The first bill — LD 120 — would create the Office of Affordable Health Care. This office would be responsible for investigating what is driving sky-high prices and making recommendations for action at the state level to keep prices down.
The second bill — LD 1117 — would protect Mainers from price gouging — the outrageous quick price hikes of generic medication that often grab headlines. These tend to be drugs that have been on the market for years with no new developments. We’ve allowed the attorney general to go after companies charging astronomical prices for basic essentials, like $10 for a roll of toilet paper. There is no reason we shouldn’t have basic protection for Maine people when it comes to medication.

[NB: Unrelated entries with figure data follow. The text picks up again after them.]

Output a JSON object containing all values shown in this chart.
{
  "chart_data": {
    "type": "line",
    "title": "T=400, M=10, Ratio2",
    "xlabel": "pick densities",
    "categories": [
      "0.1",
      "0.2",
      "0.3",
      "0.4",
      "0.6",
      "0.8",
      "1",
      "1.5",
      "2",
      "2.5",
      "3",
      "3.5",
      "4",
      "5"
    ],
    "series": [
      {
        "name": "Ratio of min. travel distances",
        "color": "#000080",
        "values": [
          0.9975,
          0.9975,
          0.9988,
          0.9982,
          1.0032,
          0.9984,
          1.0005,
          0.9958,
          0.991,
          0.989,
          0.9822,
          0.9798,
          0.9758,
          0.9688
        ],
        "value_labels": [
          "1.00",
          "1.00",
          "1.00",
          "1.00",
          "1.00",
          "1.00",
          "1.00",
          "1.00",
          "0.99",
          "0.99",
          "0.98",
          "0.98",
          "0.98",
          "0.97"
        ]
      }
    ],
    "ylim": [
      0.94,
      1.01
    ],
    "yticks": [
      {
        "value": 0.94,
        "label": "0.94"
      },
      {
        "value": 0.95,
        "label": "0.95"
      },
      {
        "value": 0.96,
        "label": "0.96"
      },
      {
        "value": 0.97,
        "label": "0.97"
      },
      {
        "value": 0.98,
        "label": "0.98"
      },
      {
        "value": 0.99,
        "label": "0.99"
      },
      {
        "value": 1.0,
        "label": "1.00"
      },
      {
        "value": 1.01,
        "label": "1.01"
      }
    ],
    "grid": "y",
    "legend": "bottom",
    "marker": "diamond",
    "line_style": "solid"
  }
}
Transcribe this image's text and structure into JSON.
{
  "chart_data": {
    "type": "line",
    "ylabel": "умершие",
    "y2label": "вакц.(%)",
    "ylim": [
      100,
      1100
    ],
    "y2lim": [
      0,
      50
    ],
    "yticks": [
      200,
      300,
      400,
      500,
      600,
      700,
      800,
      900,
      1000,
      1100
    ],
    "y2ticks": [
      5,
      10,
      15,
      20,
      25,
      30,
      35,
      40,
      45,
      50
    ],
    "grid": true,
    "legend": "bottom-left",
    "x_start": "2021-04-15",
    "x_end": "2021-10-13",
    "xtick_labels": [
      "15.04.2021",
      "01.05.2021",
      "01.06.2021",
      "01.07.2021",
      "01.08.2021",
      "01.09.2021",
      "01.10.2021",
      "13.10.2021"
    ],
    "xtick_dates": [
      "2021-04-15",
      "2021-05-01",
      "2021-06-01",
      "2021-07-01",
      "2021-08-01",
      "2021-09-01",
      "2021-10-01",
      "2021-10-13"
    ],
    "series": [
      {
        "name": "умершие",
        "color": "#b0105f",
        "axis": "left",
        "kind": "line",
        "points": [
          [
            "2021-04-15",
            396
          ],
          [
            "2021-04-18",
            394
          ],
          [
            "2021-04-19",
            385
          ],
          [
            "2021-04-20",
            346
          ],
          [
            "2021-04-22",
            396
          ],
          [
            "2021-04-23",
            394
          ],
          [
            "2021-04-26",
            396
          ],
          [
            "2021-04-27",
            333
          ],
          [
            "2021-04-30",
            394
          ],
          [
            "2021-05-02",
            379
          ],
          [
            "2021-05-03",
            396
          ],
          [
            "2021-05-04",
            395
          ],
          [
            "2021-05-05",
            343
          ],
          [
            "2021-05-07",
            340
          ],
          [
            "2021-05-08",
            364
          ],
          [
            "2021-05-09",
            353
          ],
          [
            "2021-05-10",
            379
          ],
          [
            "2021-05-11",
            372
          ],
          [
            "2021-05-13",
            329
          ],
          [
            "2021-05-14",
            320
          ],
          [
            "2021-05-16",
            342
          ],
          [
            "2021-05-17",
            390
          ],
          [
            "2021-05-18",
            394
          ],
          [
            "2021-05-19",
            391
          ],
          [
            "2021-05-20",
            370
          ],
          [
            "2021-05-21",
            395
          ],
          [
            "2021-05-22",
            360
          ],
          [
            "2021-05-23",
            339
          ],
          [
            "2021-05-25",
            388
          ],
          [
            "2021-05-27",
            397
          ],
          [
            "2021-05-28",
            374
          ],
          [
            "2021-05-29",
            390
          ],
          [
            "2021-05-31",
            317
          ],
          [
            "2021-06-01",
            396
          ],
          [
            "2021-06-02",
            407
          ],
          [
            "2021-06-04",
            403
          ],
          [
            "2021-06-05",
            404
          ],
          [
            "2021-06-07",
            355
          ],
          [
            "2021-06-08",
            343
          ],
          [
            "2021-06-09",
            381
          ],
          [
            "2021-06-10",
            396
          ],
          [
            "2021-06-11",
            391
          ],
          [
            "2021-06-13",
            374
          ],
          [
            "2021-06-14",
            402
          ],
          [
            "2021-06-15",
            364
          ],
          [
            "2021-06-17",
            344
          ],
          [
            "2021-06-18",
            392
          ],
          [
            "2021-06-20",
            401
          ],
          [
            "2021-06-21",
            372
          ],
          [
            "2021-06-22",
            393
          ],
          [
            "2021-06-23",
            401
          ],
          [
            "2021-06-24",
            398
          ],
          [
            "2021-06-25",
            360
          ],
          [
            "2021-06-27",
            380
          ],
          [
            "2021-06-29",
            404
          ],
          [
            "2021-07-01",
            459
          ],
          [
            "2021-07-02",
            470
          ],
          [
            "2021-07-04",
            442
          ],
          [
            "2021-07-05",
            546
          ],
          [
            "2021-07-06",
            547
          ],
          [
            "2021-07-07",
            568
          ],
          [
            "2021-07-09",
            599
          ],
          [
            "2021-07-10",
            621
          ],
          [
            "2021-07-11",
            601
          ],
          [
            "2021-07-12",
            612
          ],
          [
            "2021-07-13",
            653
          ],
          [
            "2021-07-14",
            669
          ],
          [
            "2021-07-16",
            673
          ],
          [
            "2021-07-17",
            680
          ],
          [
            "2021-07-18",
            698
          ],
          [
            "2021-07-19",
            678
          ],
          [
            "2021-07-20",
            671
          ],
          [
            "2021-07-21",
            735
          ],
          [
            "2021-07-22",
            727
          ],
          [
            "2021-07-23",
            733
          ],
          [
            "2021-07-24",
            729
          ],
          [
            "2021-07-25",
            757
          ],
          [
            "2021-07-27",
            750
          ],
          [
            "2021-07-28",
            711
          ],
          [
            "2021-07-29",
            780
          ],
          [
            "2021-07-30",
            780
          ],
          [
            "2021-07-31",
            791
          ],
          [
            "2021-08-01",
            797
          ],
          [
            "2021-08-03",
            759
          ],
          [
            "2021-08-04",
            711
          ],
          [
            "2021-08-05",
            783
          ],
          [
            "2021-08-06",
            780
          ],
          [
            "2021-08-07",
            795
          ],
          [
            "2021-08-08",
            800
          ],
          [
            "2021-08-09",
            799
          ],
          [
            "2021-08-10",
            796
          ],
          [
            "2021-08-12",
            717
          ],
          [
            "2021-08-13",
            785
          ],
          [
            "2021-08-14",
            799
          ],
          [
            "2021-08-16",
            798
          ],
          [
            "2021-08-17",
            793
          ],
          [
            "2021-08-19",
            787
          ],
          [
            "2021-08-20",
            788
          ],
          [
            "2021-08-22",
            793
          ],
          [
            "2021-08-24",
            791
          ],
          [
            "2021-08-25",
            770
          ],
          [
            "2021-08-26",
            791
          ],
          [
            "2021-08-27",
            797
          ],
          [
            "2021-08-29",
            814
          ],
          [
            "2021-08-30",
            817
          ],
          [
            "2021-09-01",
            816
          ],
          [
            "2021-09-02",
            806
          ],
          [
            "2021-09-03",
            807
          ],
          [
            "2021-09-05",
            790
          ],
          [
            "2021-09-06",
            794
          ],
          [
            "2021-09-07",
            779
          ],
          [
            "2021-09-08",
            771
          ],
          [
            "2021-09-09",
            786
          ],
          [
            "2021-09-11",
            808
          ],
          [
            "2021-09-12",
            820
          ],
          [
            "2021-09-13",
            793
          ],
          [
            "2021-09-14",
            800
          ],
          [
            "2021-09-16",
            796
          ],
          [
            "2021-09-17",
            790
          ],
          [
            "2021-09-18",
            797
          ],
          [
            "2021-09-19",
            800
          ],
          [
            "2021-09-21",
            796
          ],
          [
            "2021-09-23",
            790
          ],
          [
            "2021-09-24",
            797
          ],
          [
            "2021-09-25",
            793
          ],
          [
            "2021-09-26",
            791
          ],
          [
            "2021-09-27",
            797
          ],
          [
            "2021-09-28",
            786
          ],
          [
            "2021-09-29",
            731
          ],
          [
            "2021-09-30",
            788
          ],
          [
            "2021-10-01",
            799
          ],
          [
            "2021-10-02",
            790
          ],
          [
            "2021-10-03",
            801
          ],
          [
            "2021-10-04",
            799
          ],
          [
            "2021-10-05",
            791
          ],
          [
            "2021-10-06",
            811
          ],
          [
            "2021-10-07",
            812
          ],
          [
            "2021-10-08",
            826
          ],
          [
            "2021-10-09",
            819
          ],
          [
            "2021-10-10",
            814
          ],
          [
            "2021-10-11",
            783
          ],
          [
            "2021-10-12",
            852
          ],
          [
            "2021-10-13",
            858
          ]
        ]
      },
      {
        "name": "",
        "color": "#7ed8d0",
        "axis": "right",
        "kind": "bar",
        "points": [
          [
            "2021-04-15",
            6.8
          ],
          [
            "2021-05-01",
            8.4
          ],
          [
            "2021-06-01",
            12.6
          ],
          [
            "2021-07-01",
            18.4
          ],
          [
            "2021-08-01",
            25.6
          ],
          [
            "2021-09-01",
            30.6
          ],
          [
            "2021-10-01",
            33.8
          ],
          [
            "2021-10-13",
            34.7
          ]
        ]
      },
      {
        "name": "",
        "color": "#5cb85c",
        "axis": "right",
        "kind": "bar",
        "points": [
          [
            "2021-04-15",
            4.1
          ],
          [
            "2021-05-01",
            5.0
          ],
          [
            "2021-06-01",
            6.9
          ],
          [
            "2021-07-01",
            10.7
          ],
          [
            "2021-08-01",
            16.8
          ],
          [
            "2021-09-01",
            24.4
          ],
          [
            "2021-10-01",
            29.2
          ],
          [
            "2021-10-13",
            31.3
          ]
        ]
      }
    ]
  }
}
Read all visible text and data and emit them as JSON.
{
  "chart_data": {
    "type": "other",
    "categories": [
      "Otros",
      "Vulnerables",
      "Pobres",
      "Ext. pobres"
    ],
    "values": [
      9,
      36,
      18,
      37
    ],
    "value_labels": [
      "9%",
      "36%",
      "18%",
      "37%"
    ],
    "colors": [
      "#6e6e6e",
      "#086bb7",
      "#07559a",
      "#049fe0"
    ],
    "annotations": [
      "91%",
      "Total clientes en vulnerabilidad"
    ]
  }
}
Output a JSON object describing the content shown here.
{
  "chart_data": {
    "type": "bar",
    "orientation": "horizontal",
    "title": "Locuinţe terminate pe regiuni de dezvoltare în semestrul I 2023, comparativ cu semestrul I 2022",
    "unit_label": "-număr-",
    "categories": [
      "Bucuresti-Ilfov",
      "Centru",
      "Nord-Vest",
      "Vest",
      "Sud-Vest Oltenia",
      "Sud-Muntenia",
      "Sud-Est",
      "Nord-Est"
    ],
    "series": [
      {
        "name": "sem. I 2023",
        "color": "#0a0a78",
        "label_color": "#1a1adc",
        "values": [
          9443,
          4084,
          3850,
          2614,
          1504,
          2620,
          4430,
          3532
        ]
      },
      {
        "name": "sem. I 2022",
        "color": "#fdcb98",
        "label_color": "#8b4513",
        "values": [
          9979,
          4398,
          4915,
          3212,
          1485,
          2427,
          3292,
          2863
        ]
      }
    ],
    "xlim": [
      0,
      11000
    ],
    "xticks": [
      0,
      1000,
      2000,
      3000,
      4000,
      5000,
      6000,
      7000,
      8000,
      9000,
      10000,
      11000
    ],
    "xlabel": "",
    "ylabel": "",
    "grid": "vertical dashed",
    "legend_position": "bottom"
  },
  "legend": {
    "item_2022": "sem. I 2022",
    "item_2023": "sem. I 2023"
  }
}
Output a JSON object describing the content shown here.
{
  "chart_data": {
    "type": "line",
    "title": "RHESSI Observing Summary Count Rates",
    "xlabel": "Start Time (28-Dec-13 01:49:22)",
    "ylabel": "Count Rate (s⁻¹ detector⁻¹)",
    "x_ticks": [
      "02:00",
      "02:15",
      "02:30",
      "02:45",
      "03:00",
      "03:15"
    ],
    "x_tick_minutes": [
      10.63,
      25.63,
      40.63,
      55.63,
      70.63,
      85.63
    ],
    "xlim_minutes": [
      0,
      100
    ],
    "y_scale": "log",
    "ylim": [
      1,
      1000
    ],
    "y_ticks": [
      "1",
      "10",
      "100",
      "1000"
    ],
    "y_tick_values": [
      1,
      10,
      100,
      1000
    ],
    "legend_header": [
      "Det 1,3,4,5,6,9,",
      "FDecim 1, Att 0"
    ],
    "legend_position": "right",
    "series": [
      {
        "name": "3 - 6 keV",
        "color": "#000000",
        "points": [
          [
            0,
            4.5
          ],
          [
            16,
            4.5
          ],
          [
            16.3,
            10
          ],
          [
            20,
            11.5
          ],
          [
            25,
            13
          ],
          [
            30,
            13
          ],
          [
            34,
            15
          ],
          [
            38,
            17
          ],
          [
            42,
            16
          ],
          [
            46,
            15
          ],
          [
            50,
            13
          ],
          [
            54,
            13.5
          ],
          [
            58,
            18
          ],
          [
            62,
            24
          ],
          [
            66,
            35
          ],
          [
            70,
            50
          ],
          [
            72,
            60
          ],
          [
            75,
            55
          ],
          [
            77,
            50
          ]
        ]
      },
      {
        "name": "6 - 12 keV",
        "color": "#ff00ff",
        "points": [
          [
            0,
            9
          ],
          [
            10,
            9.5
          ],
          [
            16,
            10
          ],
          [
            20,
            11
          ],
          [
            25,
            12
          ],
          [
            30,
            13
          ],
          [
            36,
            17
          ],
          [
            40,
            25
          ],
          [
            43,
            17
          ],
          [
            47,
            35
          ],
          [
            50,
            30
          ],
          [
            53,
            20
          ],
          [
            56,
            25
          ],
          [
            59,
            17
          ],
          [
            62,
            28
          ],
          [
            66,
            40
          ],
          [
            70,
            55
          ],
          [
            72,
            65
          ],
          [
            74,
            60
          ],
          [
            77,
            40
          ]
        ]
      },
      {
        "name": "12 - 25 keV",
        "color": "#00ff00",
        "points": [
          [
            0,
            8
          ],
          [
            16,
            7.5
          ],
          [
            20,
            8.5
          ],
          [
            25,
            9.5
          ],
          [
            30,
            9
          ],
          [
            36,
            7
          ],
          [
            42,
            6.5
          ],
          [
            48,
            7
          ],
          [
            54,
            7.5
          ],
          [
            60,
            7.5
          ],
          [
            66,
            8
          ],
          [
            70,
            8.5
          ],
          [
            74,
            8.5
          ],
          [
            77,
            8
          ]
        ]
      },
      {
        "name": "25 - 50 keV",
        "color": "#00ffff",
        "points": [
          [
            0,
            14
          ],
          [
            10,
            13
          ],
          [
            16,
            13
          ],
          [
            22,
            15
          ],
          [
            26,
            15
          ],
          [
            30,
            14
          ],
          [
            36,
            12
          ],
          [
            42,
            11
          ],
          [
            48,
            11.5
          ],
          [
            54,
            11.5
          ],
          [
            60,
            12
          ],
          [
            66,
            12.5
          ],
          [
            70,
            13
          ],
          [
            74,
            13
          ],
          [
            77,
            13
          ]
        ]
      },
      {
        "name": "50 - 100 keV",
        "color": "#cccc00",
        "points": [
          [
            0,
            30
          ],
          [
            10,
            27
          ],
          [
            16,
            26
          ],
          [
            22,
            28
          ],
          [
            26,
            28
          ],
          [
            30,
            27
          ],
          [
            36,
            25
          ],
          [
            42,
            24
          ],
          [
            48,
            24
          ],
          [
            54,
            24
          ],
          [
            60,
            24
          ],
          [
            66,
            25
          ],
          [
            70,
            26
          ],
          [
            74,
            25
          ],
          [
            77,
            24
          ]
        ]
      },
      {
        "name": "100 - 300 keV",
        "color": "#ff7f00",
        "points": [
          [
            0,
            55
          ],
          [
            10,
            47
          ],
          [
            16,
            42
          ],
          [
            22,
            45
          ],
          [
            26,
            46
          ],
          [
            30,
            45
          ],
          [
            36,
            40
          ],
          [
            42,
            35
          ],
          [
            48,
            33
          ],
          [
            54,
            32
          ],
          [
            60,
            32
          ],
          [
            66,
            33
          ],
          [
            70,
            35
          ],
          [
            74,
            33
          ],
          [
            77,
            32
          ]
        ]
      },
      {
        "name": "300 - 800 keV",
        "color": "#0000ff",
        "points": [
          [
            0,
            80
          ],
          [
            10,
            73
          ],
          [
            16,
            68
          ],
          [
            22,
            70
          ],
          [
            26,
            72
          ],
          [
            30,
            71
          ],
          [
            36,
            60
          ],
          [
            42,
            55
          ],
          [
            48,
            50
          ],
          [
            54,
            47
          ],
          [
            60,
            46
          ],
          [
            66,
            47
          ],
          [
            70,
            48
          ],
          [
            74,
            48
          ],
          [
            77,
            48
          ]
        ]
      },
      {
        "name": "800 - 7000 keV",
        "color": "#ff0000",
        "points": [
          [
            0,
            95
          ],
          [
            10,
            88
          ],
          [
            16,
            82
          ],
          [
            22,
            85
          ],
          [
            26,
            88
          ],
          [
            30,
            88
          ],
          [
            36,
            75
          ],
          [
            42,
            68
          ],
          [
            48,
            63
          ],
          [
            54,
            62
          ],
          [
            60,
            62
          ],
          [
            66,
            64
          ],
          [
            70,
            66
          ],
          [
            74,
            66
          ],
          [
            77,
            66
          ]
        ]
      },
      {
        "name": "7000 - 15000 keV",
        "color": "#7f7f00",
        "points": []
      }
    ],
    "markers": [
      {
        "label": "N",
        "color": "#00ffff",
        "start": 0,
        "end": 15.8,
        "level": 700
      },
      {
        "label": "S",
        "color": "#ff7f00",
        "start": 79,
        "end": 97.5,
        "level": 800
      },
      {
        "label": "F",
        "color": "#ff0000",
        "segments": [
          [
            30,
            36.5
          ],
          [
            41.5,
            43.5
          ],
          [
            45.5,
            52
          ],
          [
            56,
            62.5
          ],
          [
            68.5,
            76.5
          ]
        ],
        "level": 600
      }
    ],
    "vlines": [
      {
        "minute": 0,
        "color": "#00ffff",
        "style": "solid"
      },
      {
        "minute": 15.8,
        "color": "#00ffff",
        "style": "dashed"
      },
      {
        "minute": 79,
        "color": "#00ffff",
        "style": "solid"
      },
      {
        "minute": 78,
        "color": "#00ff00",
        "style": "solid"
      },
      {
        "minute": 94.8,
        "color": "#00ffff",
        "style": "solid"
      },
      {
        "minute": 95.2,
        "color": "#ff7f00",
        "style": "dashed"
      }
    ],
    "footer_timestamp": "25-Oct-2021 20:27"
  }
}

The other proposals in this package include a bill from Sen. Eloise Vitelli, D-Arrowsic, to improve price transparency, a bill from Sen. Ned Claxton, D-Auburn, to prevent unsupported price increases that happen more gradually over time, and a bill from Sen. Cathy Breen, D-Falmouth, to create an emergency insulin safety program.
One diagnosis shouldn’t mark the end of someone’s financial security, nor should the cost of treatment be a death sentence. I know we won’t repair our broken health care system overnight. But you can bet that my colleagues and I will do everything we can to ensure no Mainer looks at the price of their treatment and thinks, “Oh my God. I’m going to die just because I can’t afford these medications.”